Commentary: Will a Chance for Asbestos Reform Be Missed?

It's what Supreme Court Justice David H. Souter called "an elephantine mass"--some 600,000 plaintiffs, more than 6,000 defendants, 61 companies in bankruptcy, and up to $275 billion in liability costs.

Welcome to the booming business of asbestos litigation. Entrepreneurial lawyers are casting an ever-widening net to include plaintiffs who have been exposed to asbestos but show no signs of sickness, and to go after corporate defendants that never made or sold asbestos but might have used products that contain the fire retardant. The result: Cancer victims aren't getting compensated as payouts are diverted to other plaintiffs, companies are being pushed to the edge, and trial lawyers are making a mint.

The time is ripe for reform. Asbestos litigation has touched nearly every sector, and multimillion-dollar settlements are becoming almost routine. In recent weeks, Honeywell International Inc. (HON ) and Halliburton Co. (HAL ) said they would shell out billions of dollars to make their asbestos problems go away. And Republicans, who long have sought to curb what they see as litigation run amok, now control Congress. With President Bush on board as well, will beleaguered companies with ties to asbestos soon get a break?

Don't hold your breath waiting for reform. Even with the wind at their back, K Street lobbyists who represent insurers and other defendants can't agree on what they want. "You've got as many opinions as there are companies, CEOs, and lawyers," says Representative Chris Cannon (R-Utah), who aims to offer an asbestos bill next year.

That's despite an unprecedented rift among trial lawyers that should provide an opening for business lobbyists to get a congressional deal done. The Asbestos Alliance, a coalition of manufacturers and insurers, is pushing legislation requiring that a person actually be sick before collecting damages; unlike today, simple exposure wouldn't be enough. The idea has the backing of a group of about 100 plaintiff's lawyers who have broken from the trial bar. Steve Kazan, an Oakland (Calif.)-based plaintiff's attorney who leads the group, says exposed workers who aren't sick are collecting money that should rightfully go to cancer victims. The notion already is catching on in the judicial arena. On Dec. 19, New York State Judge Helen E. Freedman ordered that courts in New York City try cases according to plaintiffs' "sickness."

The support of even a handful of plaintiff's attorneys could tip the scales in Congress--especially in the closely divided Senate, where the powerful trial bar so far has been able to block the 60 votes needed to pass any legal reform bill. But Corporate America is missing an epic opportunity because it can't settle on the package of reforms it wants. Several large companies, including General Motors (GM ), DuPont (DD ), and Dow (DOW ), say that winnowing down the plaintiff pool to only those who are sick isn't enough. They want more ambitious measures, such as caps on damages or tax breaks for asbestos payouts.

But if business pushes too hard for a more ambitious plan, it could lose any chance for reform. If lobbyists insist on measures that start to look too much like broad tort reform, lawmakers could get spooked. Another problem: House Judiciary Chairman F. James Sensenbrenner Jr. (R-Wis.), who is still seething because the Senate didn't act in 2000 after the House worked on an asbestos bill for two years. Next year, he'll give priority to medical malpractice and class action reform. "I don't think the stars are yet in the proper alignment on asbestos," Sensenbrenner says.
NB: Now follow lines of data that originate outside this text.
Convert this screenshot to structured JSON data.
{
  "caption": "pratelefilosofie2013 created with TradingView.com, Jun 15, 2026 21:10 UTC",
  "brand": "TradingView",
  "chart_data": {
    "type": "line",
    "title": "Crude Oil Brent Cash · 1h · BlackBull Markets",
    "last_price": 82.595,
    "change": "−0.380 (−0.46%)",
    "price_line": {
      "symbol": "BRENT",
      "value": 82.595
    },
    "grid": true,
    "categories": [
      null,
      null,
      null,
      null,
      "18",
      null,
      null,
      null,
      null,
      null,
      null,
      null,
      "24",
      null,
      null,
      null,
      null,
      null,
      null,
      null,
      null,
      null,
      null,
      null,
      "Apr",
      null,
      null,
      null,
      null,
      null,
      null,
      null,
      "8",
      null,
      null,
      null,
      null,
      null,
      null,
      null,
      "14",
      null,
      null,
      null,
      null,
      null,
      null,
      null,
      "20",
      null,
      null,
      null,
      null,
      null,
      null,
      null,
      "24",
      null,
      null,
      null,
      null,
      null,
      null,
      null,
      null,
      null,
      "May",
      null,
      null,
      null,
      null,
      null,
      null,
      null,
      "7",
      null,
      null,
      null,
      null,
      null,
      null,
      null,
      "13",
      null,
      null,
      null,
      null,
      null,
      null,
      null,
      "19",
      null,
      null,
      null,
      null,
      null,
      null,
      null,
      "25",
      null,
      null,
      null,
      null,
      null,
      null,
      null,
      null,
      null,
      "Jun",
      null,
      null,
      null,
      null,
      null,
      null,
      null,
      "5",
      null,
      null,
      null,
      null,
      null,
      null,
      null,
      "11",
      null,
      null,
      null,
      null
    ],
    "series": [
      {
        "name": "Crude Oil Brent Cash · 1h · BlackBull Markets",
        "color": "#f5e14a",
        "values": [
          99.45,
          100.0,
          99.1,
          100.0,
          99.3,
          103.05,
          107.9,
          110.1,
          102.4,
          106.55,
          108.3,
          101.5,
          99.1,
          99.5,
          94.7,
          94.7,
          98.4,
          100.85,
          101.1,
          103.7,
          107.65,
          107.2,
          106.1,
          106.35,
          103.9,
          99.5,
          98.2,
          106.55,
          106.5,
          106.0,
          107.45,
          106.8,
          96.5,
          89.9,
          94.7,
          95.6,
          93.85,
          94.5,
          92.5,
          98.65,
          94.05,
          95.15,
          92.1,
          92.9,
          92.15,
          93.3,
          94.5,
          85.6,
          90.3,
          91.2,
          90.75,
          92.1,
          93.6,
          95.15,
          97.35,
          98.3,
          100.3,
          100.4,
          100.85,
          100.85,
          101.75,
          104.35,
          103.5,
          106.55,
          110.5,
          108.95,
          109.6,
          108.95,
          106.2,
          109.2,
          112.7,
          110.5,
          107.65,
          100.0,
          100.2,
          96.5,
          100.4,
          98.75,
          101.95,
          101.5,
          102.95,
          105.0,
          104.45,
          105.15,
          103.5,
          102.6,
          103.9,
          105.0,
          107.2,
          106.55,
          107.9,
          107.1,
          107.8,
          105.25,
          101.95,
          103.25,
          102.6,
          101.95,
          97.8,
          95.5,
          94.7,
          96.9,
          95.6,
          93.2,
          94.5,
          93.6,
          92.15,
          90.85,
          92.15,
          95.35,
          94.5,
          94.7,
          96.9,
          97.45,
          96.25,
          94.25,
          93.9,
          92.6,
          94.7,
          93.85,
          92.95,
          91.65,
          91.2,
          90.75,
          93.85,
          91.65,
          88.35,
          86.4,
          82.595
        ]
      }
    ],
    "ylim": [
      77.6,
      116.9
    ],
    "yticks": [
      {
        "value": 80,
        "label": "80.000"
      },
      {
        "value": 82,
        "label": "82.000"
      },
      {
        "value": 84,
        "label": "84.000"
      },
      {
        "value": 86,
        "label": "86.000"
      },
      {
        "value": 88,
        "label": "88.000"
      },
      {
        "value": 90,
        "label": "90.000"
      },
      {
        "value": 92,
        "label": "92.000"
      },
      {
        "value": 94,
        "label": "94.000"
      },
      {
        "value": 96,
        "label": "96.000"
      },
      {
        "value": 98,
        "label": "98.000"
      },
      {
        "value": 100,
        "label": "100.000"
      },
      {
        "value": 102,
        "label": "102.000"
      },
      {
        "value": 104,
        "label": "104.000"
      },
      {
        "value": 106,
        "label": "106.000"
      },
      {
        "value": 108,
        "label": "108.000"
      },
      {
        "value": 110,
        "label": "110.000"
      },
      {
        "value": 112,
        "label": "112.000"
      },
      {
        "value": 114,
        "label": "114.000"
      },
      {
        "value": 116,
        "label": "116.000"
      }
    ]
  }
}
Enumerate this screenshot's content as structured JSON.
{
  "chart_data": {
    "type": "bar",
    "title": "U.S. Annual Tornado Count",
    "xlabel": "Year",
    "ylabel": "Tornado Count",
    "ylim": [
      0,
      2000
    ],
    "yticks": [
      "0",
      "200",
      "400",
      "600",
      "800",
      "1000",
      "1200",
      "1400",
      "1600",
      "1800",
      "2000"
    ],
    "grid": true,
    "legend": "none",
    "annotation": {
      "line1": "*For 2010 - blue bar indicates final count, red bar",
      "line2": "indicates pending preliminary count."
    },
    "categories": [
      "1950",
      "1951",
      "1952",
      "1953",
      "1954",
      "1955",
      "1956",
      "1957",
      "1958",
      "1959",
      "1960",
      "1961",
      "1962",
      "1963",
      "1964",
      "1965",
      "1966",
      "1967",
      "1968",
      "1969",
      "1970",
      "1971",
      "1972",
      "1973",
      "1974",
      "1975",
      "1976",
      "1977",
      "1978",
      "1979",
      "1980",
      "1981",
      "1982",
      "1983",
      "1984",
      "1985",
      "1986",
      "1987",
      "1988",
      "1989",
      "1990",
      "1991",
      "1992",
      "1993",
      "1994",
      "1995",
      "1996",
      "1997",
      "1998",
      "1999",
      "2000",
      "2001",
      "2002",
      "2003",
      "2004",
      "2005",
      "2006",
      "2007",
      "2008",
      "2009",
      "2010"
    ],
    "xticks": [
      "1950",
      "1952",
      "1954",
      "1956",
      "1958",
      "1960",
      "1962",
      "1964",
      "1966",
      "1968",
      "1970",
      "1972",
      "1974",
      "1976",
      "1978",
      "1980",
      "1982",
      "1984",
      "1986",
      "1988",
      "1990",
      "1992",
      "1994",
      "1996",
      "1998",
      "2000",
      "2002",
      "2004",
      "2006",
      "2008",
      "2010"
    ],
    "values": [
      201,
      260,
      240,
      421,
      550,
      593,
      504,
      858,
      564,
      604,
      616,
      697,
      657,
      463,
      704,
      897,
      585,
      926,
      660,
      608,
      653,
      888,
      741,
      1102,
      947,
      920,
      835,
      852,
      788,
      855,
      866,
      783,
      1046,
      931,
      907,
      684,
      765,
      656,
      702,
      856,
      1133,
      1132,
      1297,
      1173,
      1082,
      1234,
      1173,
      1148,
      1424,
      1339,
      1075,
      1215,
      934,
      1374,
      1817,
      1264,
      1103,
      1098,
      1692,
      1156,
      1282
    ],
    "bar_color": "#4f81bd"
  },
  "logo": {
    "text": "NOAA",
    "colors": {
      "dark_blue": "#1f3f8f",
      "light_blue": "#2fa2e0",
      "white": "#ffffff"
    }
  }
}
The Alliance knows it has one shot at a bill and is working overtime to bring the rest of K Street on board. "We have to be unified," says Julie A. Rochman, a lobbyist for the American Insurance Assn. Meanwhile, Kazan warns that the ties binding him to the business lobby are weak. "We support reasonable legislation," the plaintiff's attorney says. But if the legal reformers overreach, all bets are off.